Кроме торговли своим нехитрым товаром Ридван философствовал и изрекал мудрые мысли. Все-таки два класса школы давали ему некоторое основание чувствовать свое превосходство над деревенскими родичами. Когда братья возвращались с поля и собирались вместе, Ридван начинал рассуждать:

— Деревня подобна сосуду с водой, как говорил мой школьный учитель. Вы бросаете в этот сосуд соль. Она растворяется. Вы бросаете еще и еще. И вот наступает момент, когда соль не может больше растворятся. Вода перенасыщается. Вот так и деревня перенасыщается людьми по мере того, как вы плодитесь. Наступает время, когда ваша земля уже не может вас всех прокормить. Голодная деревня выбрасывает людей в город. Я и Анвар были первыми, но не последними в нашей семье. За нами последуют другие, может быть, кто-нибудь из вас, братья, может быть, ты, мой племянник Харсоно.

— Как-нибудь выкрутимся, — без большой уверенности говорил отец Харсоно.

— Выкрутитесь, если всерьез потрясете богачей.

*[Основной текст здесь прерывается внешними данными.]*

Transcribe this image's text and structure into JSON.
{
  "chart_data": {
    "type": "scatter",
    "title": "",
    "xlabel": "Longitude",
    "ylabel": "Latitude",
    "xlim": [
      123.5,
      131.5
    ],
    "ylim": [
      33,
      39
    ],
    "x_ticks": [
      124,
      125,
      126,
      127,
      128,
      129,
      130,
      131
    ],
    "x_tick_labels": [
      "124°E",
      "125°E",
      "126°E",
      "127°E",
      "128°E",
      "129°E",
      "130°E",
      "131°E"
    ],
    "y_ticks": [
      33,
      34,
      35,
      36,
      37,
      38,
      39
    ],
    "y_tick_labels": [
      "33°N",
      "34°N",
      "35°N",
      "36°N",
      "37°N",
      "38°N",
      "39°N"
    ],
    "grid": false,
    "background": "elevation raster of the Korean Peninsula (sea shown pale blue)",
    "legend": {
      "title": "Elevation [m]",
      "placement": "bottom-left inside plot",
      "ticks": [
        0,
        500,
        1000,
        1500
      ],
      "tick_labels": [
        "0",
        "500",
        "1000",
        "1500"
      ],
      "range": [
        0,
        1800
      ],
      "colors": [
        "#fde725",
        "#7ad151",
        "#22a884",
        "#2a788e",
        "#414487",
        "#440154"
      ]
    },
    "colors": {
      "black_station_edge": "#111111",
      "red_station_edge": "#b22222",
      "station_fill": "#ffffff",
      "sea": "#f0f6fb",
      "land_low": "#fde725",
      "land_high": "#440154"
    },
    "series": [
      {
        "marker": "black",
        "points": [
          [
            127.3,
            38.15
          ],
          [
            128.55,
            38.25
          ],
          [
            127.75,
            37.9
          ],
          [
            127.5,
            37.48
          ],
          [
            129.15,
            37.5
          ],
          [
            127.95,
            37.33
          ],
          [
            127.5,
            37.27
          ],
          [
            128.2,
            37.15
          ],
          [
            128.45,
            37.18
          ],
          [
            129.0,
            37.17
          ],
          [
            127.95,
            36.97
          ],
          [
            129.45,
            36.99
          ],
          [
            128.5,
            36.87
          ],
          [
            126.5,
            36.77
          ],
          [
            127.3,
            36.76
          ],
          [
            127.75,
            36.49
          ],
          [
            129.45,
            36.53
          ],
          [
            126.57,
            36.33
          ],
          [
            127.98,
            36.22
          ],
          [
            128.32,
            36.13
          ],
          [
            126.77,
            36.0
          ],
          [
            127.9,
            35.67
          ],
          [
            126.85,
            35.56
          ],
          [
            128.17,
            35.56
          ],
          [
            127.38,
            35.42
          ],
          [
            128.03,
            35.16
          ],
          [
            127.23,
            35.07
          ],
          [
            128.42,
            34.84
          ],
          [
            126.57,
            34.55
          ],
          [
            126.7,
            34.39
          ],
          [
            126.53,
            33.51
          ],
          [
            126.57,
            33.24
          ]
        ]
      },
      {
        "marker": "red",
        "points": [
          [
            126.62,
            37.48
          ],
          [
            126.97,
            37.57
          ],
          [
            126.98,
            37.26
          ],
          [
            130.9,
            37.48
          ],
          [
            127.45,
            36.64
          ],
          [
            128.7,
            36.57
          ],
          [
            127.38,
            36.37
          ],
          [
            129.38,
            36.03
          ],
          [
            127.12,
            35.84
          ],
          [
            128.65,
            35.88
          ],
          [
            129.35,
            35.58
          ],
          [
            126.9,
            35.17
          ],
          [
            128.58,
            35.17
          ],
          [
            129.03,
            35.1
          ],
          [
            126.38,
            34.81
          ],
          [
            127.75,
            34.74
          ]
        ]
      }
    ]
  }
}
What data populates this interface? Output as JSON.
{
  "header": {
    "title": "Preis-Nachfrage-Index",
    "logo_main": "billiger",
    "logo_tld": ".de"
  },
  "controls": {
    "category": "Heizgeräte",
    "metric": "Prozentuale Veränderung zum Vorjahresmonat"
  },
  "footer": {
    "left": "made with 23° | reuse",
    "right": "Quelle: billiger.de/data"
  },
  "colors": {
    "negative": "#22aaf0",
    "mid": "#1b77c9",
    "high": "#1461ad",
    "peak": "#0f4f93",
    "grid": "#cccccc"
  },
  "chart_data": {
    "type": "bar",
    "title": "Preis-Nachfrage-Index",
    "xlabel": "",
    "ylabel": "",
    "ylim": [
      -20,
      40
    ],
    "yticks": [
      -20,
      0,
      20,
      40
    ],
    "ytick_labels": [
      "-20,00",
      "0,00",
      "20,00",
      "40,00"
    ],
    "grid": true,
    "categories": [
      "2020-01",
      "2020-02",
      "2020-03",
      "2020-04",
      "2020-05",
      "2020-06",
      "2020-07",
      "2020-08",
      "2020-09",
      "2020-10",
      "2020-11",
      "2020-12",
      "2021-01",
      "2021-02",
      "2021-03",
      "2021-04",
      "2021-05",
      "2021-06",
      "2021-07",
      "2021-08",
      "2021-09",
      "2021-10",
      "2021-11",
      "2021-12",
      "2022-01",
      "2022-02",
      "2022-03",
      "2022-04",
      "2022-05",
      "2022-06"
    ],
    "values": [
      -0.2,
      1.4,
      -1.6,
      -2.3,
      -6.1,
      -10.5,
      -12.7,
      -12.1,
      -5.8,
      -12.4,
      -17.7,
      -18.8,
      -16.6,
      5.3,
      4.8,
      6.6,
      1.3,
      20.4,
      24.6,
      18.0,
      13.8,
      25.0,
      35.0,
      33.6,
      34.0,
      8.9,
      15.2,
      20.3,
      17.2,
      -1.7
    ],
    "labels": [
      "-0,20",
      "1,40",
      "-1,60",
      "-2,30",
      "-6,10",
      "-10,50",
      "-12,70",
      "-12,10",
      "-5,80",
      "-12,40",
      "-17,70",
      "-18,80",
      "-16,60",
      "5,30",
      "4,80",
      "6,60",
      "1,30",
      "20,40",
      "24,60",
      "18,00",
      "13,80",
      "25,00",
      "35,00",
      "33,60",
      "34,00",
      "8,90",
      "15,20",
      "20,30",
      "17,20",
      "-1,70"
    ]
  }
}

Братья опасливо озирались по сторонам — нет ли невольного свидетеля их разговора. (У старого лураха везде свои наушники.) Но и сами они были давно убеждены, что неплохо бы потрясти богачей: старосту-лураха, его родственника Сантосо, возглавляющего местное отделение мусульманской партии, деревенского имама. На эту троицу трудятся, не разгибая спины, бедняки, безземельные арендаторы. У одного лишь лураха около сорока гектаров лучшей земли на берегу Брантаса. Все его сыновья получили образование и хорошо пристроились в городе. Один — офицер, второй чиновник какого-то департамента, третий держит нотариальную контору. Но и этих сорока гектаров лураху мало. Многие бедняки заложили ему свои наделы и сейчас никак не выпутаются из долгов. Недаром же братья, да и все односельчане называют лураха «линтах», т. е. пиявка, кровосос. На вид это благообразный седой старик в черной бархатной пичи. Обычно он сидит на открытой веранде своего дома в удобном ротановом кресле. У лураха добротный кирпичный дом под черепичной крышей, резко выделяющийся среди деревенских хижин. На стене веранды на видном месте портрет нынешнего президента и арабская вязь изречений из Корана, окантованных и под стеклом. Перед лурахом на складном резном столике раскрытый Коран. Впрочем, хозяин больше интересуется делами мирскими. Он просматривает газеты, прихлебывая из стакана душистый чай. Покончив с газетными новостями, старик настраивает японский транзисторный приемник, подарок сына-нотариуса, и блаженно слушает музыку, полузакрыв глаза и покачиваясь в такт. Приходит с докладом молодой секретарь, управляющий всеми делами в деревенском правлении и терпеливо ждет разрешения присесть. Говорит вкрадчиво-почтительно, употребляя старинный уничижительный яванский жаргон, на котором должен был обращаться нижестоящий в феодальной иерархии к вышестоящему. Лурах доволен секретарем — исполнителен, расторопен и, главное, свой человек. Зять, не кто-нибудь. Муж его младшей дочери, сын местного имама. Что ж, когда-нибудь он по праву займет место своего тестя.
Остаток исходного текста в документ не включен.